Main Ideas and Concepts
- Introduction to Surgical Endodontics
- Focus on surgical procedures used when non-surgical root canal therapy is insufficient or not possible.
- Emphasis on AAE guidelines and biopsy recommendations for persistent or atypical lesions.
- AAE Biopsy Recommendations
- Biopsy should be taken if:
- Enough tissue can be safely removed for histopathological examination.
- The pathology is persistent or inconsistent with typical endodontic disease.
- Patient’s medical history indicates systemic disease or cancer.
- Biopsy = removal of soft or hard tissue for microscopic examination.
- Biopsy should be taken if:
Detailed Procedures Covered
- Incision and Drainage
- Indicated for localized soft tissue swelling and pain due to abscess.
- Purpose: release exudate, decompress swelling, collect bacterial samples.
- Procedure:
- Surgical incision through soft tissue.
- Possible placement of a temporary drain.
- Antibiotics prescribed if diffuse swelling (cellulitis), systemic symptoms, or immunocompromised patient.
- Visualized as incision releasing pus from a soft tissue swelling adjacent to a necrotic tooth.
- Trephination (Teffonation)
- Similar to incision and drainage but involves perforation through alveolar bone.
- Indicated when exudate is confined within bone.
- Procedure:
- Surgical perforation of cortical bone using a bur.
- Drain placement and antibiotics as needed.
- Provides a pathway to drain intraosseous exudate.
- Apicoectomy (Root End Resection)
- Indicated for persistent or worsening periapical pathology after root canal treatment or inaccessible apical pathology.
- Procedure:
- Elevation of mucoperiosteal flap.
- Bone removal for access.
- Removal (resection) of apical root tip and associated diseased tissue.
- Often combined with:
- Peri-radicular Curettage: removal of diseased tissue and foreign material at root apex.
- Root End Filling: preparation and filling of root end with biocompatible material after Apicoectomy.
- Root Resection (Root Amputation)
- Indicated for multi-rooted teeth where one root is diseased and others are sound.

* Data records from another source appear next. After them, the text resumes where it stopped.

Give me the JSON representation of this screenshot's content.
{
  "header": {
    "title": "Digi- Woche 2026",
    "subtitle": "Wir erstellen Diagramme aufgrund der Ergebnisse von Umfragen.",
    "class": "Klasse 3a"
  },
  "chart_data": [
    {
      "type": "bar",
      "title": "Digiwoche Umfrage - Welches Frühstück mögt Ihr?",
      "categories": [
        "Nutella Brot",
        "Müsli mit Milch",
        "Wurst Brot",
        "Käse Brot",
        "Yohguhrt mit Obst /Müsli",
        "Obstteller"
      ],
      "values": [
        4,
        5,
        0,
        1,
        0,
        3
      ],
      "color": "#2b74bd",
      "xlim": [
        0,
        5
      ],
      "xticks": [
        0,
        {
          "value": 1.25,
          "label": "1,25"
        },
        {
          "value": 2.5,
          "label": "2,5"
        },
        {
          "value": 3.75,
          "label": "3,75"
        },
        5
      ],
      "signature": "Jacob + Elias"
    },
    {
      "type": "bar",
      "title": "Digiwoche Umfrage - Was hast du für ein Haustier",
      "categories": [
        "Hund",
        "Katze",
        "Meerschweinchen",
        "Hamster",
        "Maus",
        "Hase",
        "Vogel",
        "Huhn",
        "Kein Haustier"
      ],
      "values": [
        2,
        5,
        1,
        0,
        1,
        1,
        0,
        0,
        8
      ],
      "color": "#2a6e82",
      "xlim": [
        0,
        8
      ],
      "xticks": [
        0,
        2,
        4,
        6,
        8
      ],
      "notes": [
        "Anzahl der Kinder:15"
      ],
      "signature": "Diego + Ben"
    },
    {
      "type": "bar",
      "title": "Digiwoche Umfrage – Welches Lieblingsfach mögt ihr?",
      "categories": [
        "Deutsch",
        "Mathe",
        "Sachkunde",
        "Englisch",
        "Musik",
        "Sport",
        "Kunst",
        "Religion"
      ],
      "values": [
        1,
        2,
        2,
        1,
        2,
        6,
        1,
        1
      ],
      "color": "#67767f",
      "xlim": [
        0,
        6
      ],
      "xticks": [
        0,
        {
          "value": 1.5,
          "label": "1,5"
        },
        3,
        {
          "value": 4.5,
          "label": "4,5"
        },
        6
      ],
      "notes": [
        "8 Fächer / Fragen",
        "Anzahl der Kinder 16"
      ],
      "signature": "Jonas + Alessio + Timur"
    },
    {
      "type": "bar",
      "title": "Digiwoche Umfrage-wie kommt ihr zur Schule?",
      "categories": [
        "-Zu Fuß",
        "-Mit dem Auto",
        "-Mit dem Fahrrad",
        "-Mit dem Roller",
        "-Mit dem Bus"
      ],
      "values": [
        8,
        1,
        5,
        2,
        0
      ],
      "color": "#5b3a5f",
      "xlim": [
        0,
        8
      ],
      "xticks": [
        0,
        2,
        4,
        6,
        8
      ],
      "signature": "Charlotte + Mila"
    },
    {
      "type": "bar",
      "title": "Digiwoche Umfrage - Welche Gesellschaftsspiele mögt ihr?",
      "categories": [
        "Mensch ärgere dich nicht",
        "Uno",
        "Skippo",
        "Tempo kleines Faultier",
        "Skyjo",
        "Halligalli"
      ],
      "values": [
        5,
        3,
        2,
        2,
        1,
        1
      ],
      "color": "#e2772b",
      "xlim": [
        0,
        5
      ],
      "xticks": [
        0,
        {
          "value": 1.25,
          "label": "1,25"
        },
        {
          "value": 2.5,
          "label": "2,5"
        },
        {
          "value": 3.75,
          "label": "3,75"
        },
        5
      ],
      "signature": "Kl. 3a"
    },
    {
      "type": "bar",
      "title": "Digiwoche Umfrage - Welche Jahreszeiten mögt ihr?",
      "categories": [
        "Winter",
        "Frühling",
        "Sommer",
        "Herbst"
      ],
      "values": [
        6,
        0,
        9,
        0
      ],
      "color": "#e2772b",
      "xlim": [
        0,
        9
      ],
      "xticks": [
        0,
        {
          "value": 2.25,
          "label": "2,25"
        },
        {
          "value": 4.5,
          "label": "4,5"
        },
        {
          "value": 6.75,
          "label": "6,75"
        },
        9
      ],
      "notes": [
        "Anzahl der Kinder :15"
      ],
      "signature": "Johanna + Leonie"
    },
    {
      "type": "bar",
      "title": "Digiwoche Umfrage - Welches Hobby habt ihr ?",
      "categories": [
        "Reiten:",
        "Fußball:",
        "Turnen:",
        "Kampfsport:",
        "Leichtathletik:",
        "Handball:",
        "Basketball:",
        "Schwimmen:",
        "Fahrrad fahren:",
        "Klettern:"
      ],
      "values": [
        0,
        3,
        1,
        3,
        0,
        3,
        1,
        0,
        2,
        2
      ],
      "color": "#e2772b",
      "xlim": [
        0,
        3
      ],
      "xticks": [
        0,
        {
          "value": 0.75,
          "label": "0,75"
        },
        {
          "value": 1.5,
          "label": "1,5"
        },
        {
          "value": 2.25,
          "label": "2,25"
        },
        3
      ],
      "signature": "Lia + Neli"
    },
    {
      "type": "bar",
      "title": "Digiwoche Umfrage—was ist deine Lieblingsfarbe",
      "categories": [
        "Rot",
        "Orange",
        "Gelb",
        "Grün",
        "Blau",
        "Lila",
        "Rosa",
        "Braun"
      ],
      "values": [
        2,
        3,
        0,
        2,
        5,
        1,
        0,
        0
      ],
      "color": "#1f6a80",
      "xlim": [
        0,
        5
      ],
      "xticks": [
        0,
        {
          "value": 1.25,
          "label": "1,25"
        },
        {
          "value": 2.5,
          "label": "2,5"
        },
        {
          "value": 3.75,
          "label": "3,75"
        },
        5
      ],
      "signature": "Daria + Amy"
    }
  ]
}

- Used for vertical root fractures, severe infrabony defects, perforations, or persistent apical pathology.
- Procedure:
- Ideally after completion of root canal treatment and restoration.
- Removal of affected root while preserving the rest of the tooth.
- Techniques:
- Vertical Cut Technique: section through furcation to remove affected root and crown portion.
- Horizontal Resection: amputation of root only, preserving crown and prostheses.
- Intentional Replantation
- Considered when non-surgical and surgical treatments are not possible or have poor prognosis.
- Criteria:
- Tooth can be extracted without high fracture risk.
- Acceptable periodontal status.
- Persistent peri-radicular pathology.
- Procedure:
- Extraction of the tooth.
- Root end repair or filling outside the socket.
- Replantation of the tooth with or without stabilization.
- Surgical Removal of a Fractured Apical Segment
- Indicated when apical root fracture leads to pulpal necrosis.
- Coronal portion must be restorable and functional.
- Procedure:
- Mucoperiosteal flap elevation.
- Bone removal for visualization.
- Removal of fractured apical root segment and surrounding diseased tissue.
- Possible root end resection/filling and guided tissue regeneration or bone grafting.
Summary of Methodology / Steps for Surgical Procedures
- Incision and Drainage
- Identify localized swelling.
- Incise soft tissue.
- Drain exudate.
- Place drain if needed.
- Prescribe antibiotics if systemic involvement.
- Trephination
- Identify intraosseous exudate.
- Perforate cortical bone using bur.
- Drain exudate.
- Place drain and/or antibiotics as indicated.
- Apicoectomy with Curettage and Root End Filling
- Raise mucoperiosteal flap.
- Remove bone for access.
- Remove diseased tissue (curettage).
- Resect root apex.
- Prepare and fill root end with biocompatible material.